The pursuit of wealth far in excess of need is a powerful and pervasive aspect of (most) human societies. But it is unhealthy, damaging, sick. One fairly influential book has gone so far as to describe the love of money as the root of all evil. So why do we do it? Does money make us happy? You can find plenty of people arguing yes, and plenty arguing no. Possibly because both are half right. A couple of recent good popular science articles explain. From Time:
People say money doesn’t buy happiness. Except, according to a new study from Princeton University’s Woodrow Wilson School, it sort of does — up to about $75,000 a year. The lower a person’s annual income falls below that benchmark, the unhappier he or she feels. But no matter how much more than $75,000 people make, they don’t report any greater degree of happiness.

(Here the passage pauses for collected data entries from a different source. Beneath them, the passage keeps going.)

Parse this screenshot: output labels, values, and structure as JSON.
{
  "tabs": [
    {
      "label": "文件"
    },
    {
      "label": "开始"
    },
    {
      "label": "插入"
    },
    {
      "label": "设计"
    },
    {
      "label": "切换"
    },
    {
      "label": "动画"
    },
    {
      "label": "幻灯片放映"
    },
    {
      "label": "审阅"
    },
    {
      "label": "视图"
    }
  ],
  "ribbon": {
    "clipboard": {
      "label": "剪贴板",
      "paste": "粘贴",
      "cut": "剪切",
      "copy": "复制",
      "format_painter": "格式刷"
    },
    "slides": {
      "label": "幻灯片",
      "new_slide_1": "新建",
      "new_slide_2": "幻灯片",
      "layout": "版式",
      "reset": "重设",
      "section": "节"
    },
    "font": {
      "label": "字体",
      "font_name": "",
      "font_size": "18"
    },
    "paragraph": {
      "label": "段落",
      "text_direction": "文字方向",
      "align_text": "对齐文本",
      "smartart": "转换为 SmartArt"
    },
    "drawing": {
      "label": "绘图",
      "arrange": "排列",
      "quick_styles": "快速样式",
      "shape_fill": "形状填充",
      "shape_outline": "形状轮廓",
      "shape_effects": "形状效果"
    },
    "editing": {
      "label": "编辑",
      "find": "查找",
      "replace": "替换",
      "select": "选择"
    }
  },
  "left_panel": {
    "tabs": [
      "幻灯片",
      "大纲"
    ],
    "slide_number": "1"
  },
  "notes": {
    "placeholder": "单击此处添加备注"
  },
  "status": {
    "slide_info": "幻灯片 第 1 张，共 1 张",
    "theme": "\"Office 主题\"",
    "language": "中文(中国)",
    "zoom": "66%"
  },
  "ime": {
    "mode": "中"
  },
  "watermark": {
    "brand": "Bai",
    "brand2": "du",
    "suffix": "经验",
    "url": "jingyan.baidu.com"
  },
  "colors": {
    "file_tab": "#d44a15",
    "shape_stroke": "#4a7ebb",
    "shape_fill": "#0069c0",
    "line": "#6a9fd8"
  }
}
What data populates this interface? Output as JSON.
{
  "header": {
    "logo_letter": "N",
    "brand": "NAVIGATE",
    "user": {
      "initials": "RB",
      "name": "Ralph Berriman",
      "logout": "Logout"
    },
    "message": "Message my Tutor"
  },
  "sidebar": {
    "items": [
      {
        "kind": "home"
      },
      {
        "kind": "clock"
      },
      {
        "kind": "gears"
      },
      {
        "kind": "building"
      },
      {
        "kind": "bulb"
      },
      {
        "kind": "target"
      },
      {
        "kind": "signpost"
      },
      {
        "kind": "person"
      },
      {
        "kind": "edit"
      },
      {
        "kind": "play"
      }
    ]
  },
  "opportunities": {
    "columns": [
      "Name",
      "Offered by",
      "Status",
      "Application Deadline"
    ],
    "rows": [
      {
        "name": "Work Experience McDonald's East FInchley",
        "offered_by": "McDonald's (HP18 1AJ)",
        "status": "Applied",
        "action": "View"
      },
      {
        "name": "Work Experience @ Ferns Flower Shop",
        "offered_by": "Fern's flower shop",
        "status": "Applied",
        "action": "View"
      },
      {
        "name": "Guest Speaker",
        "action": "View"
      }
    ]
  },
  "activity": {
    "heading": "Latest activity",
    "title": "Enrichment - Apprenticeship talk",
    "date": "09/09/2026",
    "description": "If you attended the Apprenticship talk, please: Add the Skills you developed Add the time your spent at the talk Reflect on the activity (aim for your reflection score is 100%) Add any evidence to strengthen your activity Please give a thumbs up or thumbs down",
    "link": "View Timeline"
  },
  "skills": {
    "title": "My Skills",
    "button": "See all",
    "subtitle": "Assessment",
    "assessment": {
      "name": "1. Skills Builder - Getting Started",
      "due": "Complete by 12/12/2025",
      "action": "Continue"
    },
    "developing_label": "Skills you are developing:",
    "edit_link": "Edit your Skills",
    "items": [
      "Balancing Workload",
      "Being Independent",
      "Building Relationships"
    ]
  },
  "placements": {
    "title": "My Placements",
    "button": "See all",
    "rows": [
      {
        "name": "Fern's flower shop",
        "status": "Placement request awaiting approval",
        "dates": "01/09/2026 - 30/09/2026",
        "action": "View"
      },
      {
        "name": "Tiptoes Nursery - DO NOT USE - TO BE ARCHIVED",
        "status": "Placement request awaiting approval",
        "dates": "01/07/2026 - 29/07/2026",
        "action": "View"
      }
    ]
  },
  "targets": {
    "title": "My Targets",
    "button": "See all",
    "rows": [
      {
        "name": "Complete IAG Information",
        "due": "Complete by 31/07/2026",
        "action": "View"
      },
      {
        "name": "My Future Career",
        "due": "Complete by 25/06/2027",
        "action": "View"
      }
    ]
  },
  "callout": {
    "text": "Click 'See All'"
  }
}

“Psychologists have spent decades studying the relation between wealth and happiness,” writes Harvard University psychologist Daniel Gilbert in his best-selling “Stumbling on Happiness,” “and they have generally concluded that wealth increases human happiness when it lifts people out of abject poverty and into the middle class but that it does little to increase happiness thereafter.”
… The nonlinear nature of how much happiness money can buy—lots more happiness when it moves you out of penury and into middle-class comfort, hardly any more when it lifts you from millionaire to decamillionaire—comes through clearly in global surveys that ask people how content they feel with their lives …
Some researchers get a bit more sophisticated, and distinguish between different kinds of happiness. From the Time article again:
Before employers rush to hold — or raise — everyone’s salary to $75,000, the study points out that there are actually two types of happiness. There’s your changeable, day-to-day mood: whether you’re stressed or blue or feeling emotionally sound. Then there’s the deeper satisfaction you feel about the way your life is going — the kind of thing Tony Robbins tries to teach you. While having an income above the magic $75,000 cutoff doesn’t seem to have an impact on the former (emotional well-being), it definitely improves people’s Robbins-like life satisfaction. In other words, the more people make above $75,000, the more they feel their life is working out on the whole. But it doesn’t make them any more jovial in the mornings.
I’m a bit dubious about the claimed effect of money on this second, long term “happiness”. If it was true we would expect to see a correlation between the wealth of countries and their happiness, and we don’t (see the Newsweek piece, and other sources such as The Spirit Level).
Being the social creatures that we are, a lot of our assessment of happiness (after we reach the middle class plateau) are probably tied up with our perception of rank / status. For example:
Statistics consistently show that we care less about our actual pay level than we do about earning more than our colleagues and neighbours. Andrew Oswald, professor of economics at Warwick University, conducted a major study that revealed we would rather be the second-best-paid person in a firm or department than the second-worst-paid – even if, in the latter case, the salary is actually higher. Rank is what really matters, not cash.
This is probably the underlying reason for the very damaging effects that great disparities in wealth have on society (once again see The Spirit Level).
Anyway, put it all together. How do we improve a society’s happiness most effectively? By lifting the poor out of poverty. By increasing wealth where we get more happiness bang for our income buck. By reducing disparity not (as some hysterical alarmists would have it) by cutting down the top end, but by lifting up the bottom. (Coincidentally we also improve health, educational outcomes, productivity, and a range of other social indicators of course.) It all seems pretty obvious. And yet culturally, and in practice, most “Western” countries, including New Zealand, are currently moving in the opposite direction.